Covid-19 inpatient counts edged up slightly, from an average of 6.6 last week to 9.7 this week. There were 10 Covid-19 inpatients in Lancaster County hospitals on Friday, of whom one was in intensive care but not on a ventilator, according to the state's Covid-19 dashboard.

The county remains firmly in the U.S. Centers for Disease Control & Prevention's "Low" category of community transmission, which incorporates case metrics and local hospital capacity.

So far, there have been nine Covid-19 deaths here in April, compared with 13 in March, 63 in February and 160 in January, when the omicron surge was at its peak.

(Source: Pa. Dept. of Health)
(Source: Pa. Dept. of Health)

Dr. John Goldman of UPMC told ABC 27 the data suggests the U.S. is shifting out of the pandemic. He foresees Covid-19 becoming an endemic disease, with populations requiring annual boosters, like a flu shot.
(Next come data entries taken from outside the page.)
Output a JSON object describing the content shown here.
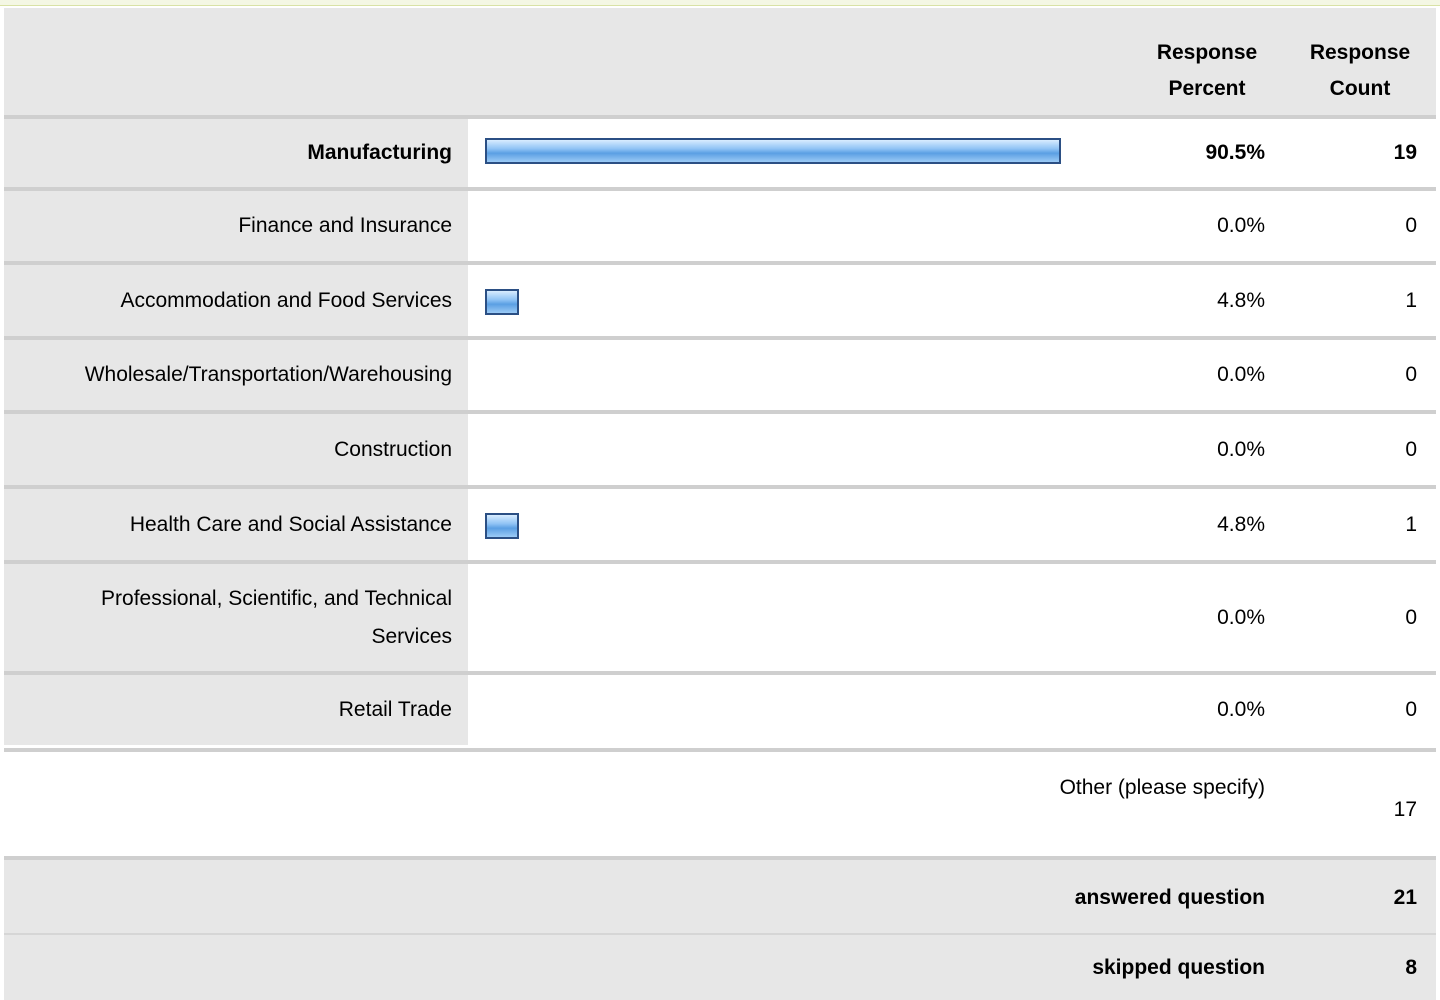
{
  "header": {
    "response_percent": "Response Percent",
    "response_count": "Response Count"
  },
  "rows": [
    {
      "label": "Manufacturing",
      "percent": "90.5%",
      "count": "19",
      "fraction": 0.905,
      "bold": true
    },
    {
      "label": "Finance and Insurance",
      "percent": "0.0%",
      "count": "0",
      "fraction": 0.0
    },
    {
      "label": "Accommodation and Food Services",
      "percent": "4.8%",
      "count": "1",
      "fraction": 0.048
    },
    {
      "label": "Wholesale/Transportation/Warehousing",
      "percent": "0.0%",
      "count": "0",
      "fraction": 0.0
    },
    {
      "label": "Construction",
      "percent": "0.0%",
      "count": "0",
      "fraction": 0.0
    },
    {
      "label": "Health Care and Social Assistance",
      "percent": "4.8%",
      "count": "1",
      "fraction": 0.048
    },
    {
      "label_line1": "Professional, Scientific, and Technical",
      "label_line2": "Services",
      "percent": "0.0%",
      "count": "0",
      "fraction": 0.0
    },
    {
      "label": "Retail Trade",
      "percent": "0.0%",
      "count": "0",
      "fraction": 0.0
    }
  ],
  "other": {
    "label": "Other (please specify)",
    "count": "17"
  },
  "summary": {
    "answered_label": "answered question",
    "answered_count": "21",
    "skipped_label": "skipped question",
    "skipped_count": "8"
  },
  "colors": {
    "row_label_background": "#e7e7e7",
    "bar_border": "#2b4f84",
    "bar_fill": "#8fc3f5"
  }
}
"Each year, we’ll probably have fewer and fewer and fewer cases as more and more people get immune, and there’ll be fewer and fewer and fewer hospitalizations and deaths," Goldman told the news station.

According to the Washington Post, more deaths are occurring among vaccinated people. About 40% of the people who died during the omicron surge had been vaccinated, the newspaper said, although few had received boosters.

About two-thirds of them were age 75 and over. The vaccines do not make patients invulnerable, and those who are older or immunocompromised can still be at risk, experts told the Post. Still, they increase the odds dramatically.

In January and February, unvaccinated people died at 7 times the rate of vaccinated people and 20 times the rate of people who received boosters, according to CDC data the Post cited in its report.